Archive for Ožujak, 2006

PVM Trouble

Ožujak 4, 2006

Recently, a friend of mine and I decided to have some fun with distributed computing… The Computer Science contest is pretty near (at the time of writing, maybe even too near for my taste :)), we have a large enough CS classroom and we have enough will to go and study that darn thing. We were presented with one Linux server, running SuSE 9.1 and a whole network of Windows XP computers that were being used as normal, CS class computers. The problem – solving N linear equations with N variables using the Gaussian elimination method.

Our CS teacher told us about PVM – Parallel Virtual Machine, an application that can be used to connect several *nix/Windows computers in one large parallel problem-solving network. A sigh of relief was heard, because the time was running out and we were happy because we wouldn't have to write the client-server routines. I started studying the PVM API, and finally the time has come to test the thing.
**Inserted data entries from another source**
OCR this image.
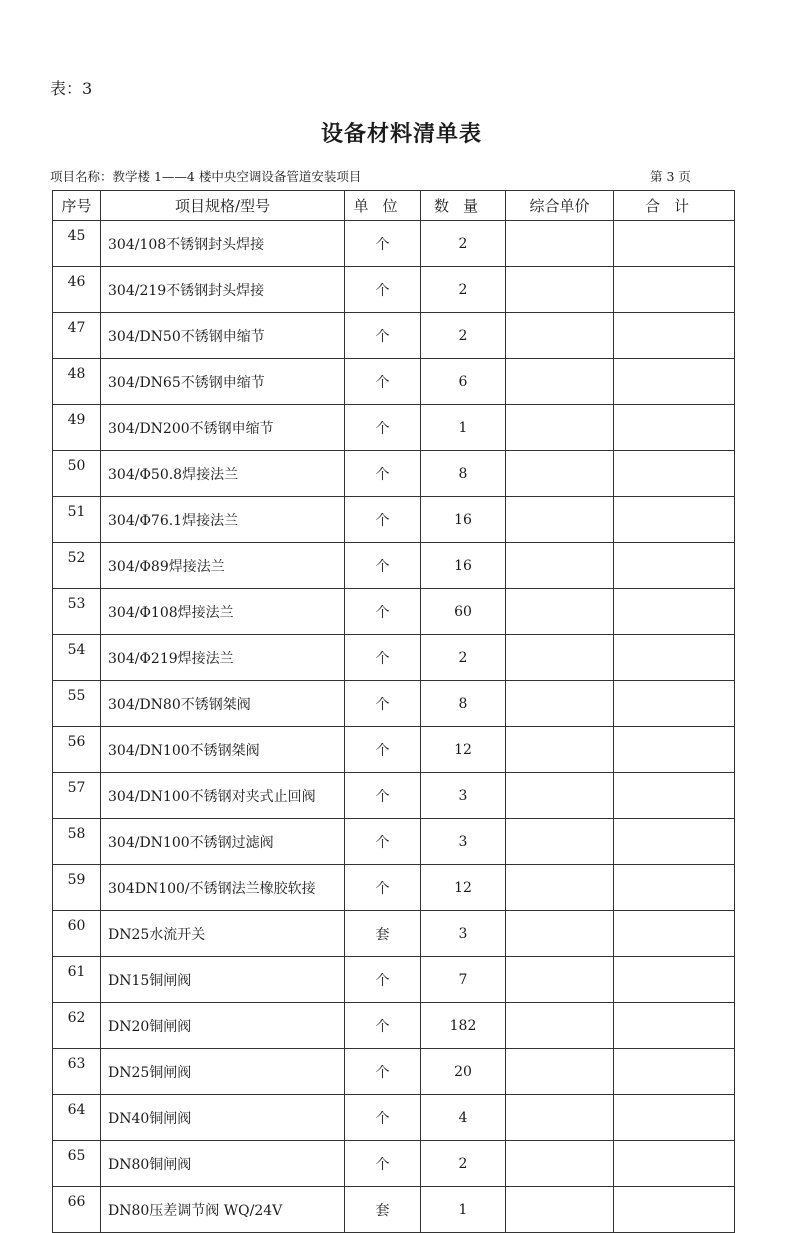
表：3
设备材料清单表
项目名称：教学楼 1——4 楼中央空调设备管道安装项目	第 3 页
序号	项目规格/型号	单位	数量	综合单价	合计
45	304/108不锈钢封头焊接	个	2		
46	304/219不锈钢封头焊接	个	2		
47	304/DN50不锈钢申缩节	个	2		
48	304/DN65不锈钢申缩节	个	6		
49	304/DN200不锈钢申缩节	个	1		
50	304/Φ50.8焊接法兰	个	8		
51	304/Φ76.1焊接法兰	个	16		
52	304/Φ89焊接法兰	个	16		
53	304/Φ108焊接法兰	个	60		
54	304/Φ219焊接法兰	个	2		
55	304/DN80不锈钢桀阀	个	8		
56	304/DN100不锈钢桀阀	个	12		
57	304/DN100不锈钢对夹式止回阀	个	3		
58	304/DN100不锈钢过滤阀	个	3		
59	304DN100/不锈钢法兰橡胶软接	个	12		
60	DN25水流开关	套	3		
61	DN15铜闸阀	个	7		
62	DN20铜闸阀	个	182		
63	DN25铜闸阀	个	20		
64	DN40铜闸阀	个	4		
65	DN80铜闸阀	个	2		
66	DN80压差调节阀 WQ/24V	套	1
So, we compiled and ran the PVM daemon on the Linux machine, and installed the RHSD and PVM on the Windows machines, and the fun was about to start… Not. First of all, we couldn't connect the Windows machines to the Linux machine. "add [hostname]" or "add [ipaddr]" wouldn't work, PVM would simply say "can't start pvmd", do some diagnose-tests and say something about a malformed %PVM_ROOT% environment variable on the remote machine. And, yes, we checked the value of the variable several times, and it was okay.

The other way around (adding the Lin machine to the Win machine) worked more-or-less. The Win machine saw the Linux machine, but the Linux machine didn't see the Windows machine. So, we turned off all possible Windows firewalls we could imagine. I turned off the SuSE firewall, flushed all iptables entries, but nothing helped. I asked Google for a solution, but all I got was a bunch of similar questions with no answers. Some of the people I asked told me that was a firewall problem or a configuration problem, but I couldn't find an error in either one of them.

The only strange thing I noticed was the lack of the PVM_ROOT variable when I tried the "set" command in the Windows command prompt through RSH. It was there when I listed all the environment variables locally, but it wasn't there when I tried that remotely. Still, the RSHD program has the "export environment variables" option checked. Strange :/.

The only thing we could do was give up on PVM and start writing some simple client / server communication protocol to be used with our application. I'm well aware it will lack some of the more advanced features PVM has, but then the work will be 100% ours and we'll know exactly what it does, and why it does that (hopefully :)). Wish us luck.